9. Put an email address on your case tracking system

 Many partners have wisely implemented a case tracking system, which is fantastic. What they didn't do was give it an email address, so to open a case I have to:
  1. Open up KeePass
  2. Type in the passphrase
  3. Search for your company name
  4. Pick the entry for your web portal
  5. Click on the URL to load it in a browser
  6. Copy-over the username
  7. Copy-over the password
  8. Click on "Manage your case log"
  9. Click on "Create a new case"
  10. Cut-n-paste the email addresses of everyone who ought to be 'cc'ed from Outlook into your form
  11. Enter a description of the issue and click on 'Submit'
 Or I could:
  1. Send an email to edi-issues@yourcompany.com

10. Have a way to flag test orders

 One of the biggest messes I ever saw involved a company that managed eBay listings for you and relayed paid orders via their messaging format. The problem occurred when they sent us an order without a shipping address, "oopsed" over it and told us to disregard because it was a test order. A few weeks later the customer behind that order is asking what the hell happened and giving us negative feedback scores.

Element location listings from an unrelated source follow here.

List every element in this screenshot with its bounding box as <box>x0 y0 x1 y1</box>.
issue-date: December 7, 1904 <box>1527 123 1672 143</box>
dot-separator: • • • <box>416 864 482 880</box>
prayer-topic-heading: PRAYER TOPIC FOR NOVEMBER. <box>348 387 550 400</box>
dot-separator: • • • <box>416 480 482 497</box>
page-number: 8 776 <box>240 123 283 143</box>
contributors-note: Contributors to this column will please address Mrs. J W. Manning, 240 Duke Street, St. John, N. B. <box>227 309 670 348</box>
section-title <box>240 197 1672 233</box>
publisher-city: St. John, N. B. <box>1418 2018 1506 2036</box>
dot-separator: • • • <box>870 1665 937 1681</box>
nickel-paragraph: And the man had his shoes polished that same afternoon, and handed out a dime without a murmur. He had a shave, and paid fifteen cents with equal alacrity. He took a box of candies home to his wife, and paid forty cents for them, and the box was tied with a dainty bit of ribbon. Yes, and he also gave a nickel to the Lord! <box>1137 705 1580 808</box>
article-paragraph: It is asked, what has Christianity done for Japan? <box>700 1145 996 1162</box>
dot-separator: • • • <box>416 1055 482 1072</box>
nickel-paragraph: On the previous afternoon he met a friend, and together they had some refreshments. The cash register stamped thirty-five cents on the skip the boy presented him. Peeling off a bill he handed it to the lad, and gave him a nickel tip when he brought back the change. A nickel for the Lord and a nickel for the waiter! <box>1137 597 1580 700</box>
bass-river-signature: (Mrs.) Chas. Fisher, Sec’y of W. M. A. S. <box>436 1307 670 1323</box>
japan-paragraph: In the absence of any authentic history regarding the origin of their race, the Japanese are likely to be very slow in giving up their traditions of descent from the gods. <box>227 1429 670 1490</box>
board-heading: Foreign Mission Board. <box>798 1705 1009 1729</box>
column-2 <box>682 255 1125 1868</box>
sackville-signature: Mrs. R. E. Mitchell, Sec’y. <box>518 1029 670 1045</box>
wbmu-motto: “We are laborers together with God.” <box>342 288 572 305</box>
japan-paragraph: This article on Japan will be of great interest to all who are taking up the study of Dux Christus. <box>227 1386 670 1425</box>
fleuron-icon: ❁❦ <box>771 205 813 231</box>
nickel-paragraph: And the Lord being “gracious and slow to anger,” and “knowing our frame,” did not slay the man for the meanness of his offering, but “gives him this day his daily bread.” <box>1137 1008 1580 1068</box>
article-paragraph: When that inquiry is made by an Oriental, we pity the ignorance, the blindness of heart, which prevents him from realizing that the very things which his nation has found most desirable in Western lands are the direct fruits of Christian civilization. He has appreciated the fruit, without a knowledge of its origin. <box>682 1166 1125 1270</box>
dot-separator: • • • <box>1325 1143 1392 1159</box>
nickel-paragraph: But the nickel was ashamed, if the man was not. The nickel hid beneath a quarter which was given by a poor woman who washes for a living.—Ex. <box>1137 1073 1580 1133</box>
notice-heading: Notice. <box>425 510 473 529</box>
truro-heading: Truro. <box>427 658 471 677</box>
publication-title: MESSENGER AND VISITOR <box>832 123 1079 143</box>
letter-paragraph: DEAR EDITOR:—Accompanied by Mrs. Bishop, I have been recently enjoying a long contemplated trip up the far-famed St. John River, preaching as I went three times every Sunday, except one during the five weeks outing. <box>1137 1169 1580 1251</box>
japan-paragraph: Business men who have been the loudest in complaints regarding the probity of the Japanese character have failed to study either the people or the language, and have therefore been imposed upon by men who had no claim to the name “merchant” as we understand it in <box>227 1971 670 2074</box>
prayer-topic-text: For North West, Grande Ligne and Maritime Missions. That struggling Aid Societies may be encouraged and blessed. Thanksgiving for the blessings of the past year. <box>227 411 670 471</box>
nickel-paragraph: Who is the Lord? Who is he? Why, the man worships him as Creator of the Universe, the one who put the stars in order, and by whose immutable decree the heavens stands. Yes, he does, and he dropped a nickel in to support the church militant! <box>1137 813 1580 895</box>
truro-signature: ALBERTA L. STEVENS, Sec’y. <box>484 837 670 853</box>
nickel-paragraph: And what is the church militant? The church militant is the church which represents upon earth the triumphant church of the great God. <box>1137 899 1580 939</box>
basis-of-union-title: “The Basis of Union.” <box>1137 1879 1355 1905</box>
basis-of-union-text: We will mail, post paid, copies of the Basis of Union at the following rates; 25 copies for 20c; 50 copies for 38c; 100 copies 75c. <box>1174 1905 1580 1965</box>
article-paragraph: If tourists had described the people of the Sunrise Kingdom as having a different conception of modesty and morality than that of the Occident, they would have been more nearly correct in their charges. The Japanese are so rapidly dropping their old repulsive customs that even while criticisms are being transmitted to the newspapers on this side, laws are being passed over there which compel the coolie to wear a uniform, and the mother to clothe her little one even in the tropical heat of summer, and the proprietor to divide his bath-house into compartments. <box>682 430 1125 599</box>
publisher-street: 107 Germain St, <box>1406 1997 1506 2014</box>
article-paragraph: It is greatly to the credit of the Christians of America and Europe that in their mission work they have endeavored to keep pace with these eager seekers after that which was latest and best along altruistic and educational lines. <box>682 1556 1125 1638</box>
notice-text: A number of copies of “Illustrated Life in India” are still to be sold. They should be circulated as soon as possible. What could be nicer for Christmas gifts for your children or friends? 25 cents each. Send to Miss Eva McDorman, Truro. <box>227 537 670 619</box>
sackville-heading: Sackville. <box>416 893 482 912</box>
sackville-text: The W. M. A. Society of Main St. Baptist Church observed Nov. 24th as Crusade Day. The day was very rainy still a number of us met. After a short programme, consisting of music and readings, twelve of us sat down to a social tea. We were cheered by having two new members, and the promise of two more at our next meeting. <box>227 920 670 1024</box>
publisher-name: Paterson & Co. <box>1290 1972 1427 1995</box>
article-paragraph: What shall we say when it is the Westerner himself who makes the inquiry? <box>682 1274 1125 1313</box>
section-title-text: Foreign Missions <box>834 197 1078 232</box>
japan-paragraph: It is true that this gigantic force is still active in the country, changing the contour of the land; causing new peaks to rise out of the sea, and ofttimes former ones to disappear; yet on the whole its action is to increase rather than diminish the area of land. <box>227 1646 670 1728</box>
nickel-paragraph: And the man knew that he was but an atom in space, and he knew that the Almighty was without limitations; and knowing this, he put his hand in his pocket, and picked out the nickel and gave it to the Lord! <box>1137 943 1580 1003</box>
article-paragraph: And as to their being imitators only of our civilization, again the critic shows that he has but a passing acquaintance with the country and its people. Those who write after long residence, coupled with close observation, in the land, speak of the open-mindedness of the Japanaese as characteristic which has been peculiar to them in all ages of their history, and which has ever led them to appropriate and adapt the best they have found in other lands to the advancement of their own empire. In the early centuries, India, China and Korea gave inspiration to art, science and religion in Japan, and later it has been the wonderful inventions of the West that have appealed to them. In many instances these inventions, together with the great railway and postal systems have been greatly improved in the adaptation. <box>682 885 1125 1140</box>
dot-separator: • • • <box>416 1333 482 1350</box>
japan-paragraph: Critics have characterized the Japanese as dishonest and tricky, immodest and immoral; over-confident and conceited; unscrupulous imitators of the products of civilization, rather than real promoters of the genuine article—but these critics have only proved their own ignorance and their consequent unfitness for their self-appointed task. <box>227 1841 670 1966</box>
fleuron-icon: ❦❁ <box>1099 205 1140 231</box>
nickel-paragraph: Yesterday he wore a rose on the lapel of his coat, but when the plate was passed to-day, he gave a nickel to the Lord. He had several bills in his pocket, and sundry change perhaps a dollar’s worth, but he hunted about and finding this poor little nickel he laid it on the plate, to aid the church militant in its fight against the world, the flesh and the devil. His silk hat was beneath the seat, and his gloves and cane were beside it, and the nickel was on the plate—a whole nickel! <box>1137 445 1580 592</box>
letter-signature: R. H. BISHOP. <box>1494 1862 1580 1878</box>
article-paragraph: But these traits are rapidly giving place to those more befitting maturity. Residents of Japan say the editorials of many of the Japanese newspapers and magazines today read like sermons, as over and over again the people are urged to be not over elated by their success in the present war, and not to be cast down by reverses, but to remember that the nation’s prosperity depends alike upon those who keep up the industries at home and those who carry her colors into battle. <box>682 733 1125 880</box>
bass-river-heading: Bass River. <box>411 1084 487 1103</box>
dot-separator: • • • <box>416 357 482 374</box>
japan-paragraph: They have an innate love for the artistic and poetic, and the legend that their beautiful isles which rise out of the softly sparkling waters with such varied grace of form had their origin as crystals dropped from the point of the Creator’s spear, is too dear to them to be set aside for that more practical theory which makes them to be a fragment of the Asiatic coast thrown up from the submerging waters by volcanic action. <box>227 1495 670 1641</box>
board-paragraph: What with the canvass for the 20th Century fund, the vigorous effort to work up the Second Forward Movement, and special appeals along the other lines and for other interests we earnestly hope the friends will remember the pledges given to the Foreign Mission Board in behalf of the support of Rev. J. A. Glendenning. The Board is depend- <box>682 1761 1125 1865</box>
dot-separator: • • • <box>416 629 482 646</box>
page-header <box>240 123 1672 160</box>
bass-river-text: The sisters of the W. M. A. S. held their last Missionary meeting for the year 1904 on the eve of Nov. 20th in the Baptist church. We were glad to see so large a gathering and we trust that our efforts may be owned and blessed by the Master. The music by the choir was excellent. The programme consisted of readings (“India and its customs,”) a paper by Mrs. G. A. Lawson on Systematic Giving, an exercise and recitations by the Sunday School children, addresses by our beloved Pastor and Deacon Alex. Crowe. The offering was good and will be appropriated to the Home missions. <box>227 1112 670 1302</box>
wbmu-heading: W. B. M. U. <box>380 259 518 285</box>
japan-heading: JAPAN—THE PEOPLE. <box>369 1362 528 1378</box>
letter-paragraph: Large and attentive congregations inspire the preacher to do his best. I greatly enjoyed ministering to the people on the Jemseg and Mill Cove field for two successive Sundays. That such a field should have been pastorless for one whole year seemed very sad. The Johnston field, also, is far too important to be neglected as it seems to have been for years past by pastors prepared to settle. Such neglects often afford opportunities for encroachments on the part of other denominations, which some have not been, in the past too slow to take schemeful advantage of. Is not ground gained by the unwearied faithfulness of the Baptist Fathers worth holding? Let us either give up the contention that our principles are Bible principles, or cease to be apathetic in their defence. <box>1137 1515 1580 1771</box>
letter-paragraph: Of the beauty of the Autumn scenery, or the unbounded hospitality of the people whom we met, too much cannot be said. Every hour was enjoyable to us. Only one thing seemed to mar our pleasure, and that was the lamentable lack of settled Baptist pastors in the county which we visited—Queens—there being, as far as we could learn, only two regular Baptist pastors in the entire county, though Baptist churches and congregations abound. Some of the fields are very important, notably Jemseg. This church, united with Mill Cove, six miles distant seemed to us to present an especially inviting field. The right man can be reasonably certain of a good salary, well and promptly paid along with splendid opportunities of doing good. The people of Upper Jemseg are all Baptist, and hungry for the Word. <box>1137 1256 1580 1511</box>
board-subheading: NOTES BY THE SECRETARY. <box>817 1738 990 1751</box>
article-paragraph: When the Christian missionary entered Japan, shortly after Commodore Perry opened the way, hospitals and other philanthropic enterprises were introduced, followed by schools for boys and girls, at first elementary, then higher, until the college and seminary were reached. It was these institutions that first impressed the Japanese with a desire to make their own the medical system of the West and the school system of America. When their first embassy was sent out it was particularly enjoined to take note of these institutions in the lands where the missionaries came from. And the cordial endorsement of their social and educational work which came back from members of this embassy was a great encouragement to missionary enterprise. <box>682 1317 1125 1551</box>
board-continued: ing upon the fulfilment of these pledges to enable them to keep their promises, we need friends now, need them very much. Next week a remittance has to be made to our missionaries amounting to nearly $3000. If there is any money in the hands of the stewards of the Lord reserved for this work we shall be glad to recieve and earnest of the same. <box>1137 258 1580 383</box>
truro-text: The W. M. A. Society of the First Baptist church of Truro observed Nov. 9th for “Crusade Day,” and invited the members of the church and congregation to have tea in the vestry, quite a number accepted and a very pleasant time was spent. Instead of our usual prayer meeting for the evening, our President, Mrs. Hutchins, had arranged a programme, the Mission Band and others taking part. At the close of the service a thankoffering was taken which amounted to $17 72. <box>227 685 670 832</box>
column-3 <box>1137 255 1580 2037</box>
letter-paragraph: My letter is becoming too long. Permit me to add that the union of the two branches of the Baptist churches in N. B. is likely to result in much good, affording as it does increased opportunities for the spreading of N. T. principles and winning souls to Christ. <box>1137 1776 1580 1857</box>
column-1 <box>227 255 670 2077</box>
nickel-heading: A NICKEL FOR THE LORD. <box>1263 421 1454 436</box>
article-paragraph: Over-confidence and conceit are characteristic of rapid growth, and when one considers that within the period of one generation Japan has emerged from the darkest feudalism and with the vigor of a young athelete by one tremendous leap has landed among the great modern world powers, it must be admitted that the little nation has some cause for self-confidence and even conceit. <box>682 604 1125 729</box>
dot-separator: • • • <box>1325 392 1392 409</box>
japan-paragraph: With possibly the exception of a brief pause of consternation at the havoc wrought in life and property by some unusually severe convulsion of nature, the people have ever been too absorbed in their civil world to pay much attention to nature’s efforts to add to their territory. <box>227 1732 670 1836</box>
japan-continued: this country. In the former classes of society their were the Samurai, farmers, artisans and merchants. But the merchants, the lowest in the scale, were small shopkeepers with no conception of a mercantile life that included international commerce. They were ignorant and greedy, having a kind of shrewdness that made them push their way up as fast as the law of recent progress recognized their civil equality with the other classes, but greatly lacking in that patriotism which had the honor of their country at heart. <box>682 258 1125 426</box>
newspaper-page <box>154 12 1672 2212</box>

 It's normal to run a full-cycle test once you've linked two production systems: you send us a "real" order placed by one of your staff, pay for it, we pack and ship, then we wrap-up with a return-n-refund to proof the whole system. Because these "proofs" go through a production system they need to be flagged as such, so that if something goes wrong then we can relax and approach the problem from a different angle: something went wrong with messaging, not something went wrong with a real customer's order.

 Proof orders are also pathological and tend to hit every branch of the Ugly Tree on the way down: multiple ship-tos, deliberate short-stocks, sales tax, gift messages, returns and refunds, because you want to test all of those conditions. If one of those was to be mistaken for a real order then it might tie up three or four departments in a frenzy instead of just one.

 That's what happens when you mistake a test order for a real one. It's an even bigger mess when the opposite happens. Even if you're just a "Market intermediary" you still need the ability to attach meta-data as it passes through your own system.

The future of EDI

 The classic EDI standard isn't trendy among the kids nowadays; it's seen as a product of the mainframe era: pre-XML, pre-Internet, pre-PKI, pre-Everything. That much has become abundantly clear just from all the different dot-coms who come to us seeking everything except good 'ol ANSI X12. On the downside, no formidable standard has risen to replace it, only a vast wasteland of homemade crap. The tower of babel has fallen once again and as a result we feel like we're playing Twister with rubber-armed mutants and a play-mat with ten thousand colored dots on it, and every color on the spinner is spelled in a different language. And some of them are in EBCDIC. And big-endian.

 I am annoyed that everybody and his uncle feel it's necessary to make a boring and mundane part of business "special". It isn't special, it's plumbing. There is nothing to gain and everything to lose by inventing your own format. Forty years after the invention of EDI and you're still all doing it wrong.